My perspective shifted seismically the day he told us these stories. I sobbed for days, grieving the father I should have had and grieving for the little boy that was robbed his innocence and childhood.
I called my mother, angry that she never told me these things: “Did you know all this?” I demanded. Yes, but she never believed it was her story to tell.
“What kind of a mother abandons her children like that?” I judged my grandmother. “Times were different, women didn’t have as many choices or means to provide. You can’t judge her.” My mother replied. I still did, and I think I still do.
Weeks later, while still struggling to digest all this, I picked up the only photograph of my father as a child that we had. I held it in my hand and I prayed.
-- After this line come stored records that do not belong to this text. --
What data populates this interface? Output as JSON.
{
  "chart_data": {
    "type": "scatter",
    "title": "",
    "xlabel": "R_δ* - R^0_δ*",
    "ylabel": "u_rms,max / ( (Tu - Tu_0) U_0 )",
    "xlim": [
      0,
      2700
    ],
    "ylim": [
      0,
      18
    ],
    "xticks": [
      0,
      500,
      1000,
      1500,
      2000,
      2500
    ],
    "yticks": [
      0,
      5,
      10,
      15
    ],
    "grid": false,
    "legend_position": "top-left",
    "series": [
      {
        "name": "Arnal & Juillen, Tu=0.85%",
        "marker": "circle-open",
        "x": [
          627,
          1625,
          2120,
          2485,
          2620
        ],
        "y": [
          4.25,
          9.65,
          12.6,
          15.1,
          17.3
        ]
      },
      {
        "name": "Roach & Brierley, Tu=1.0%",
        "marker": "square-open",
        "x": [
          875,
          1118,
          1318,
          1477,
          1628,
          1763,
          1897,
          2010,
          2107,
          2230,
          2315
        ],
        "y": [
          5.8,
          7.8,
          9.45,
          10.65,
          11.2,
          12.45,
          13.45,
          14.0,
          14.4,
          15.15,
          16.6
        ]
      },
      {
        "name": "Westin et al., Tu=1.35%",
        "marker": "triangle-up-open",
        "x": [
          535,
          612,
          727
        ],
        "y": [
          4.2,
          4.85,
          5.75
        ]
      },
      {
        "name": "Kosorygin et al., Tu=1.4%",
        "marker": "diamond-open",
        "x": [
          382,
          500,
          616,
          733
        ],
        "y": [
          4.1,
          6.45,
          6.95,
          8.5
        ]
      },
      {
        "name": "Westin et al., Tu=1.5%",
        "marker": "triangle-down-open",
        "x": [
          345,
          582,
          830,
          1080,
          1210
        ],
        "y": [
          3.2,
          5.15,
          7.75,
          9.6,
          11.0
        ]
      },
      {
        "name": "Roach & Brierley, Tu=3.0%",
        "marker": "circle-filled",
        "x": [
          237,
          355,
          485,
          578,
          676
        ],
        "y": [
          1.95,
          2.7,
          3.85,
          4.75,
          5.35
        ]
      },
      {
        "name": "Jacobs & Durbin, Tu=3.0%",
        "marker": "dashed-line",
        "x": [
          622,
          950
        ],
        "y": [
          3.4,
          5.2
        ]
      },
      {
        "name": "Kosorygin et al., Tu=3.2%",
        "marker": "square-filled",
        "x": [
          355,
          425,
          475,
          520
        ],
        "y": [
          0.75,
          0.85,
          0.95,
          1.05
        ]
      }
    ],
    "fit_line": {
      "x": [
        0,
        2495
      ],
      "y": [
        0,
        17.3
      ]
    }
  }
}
As I prayed I saw the broken little boy who had never grown up on the inside and the man who had never healed. I saw the sadness and fear in his little eyes and I wept. I forgave. I thanked God that I had the means to protect my little boys from these horrors of abuse and neglect.
And I saw my father for the first time in those sad eyes. Oh, I could have had a thousand pictures of my father but I only needed that one. That one that spoke a thousand words. Because we don’t see everything with our eyes, we see mostly with our hearts, and when we learn to see with our hearts more than our eyes we will develop compassion, embrace forgiveness, and restrain from judgment.
Happy Father’s Day, Dad. I know you found your peace as have I.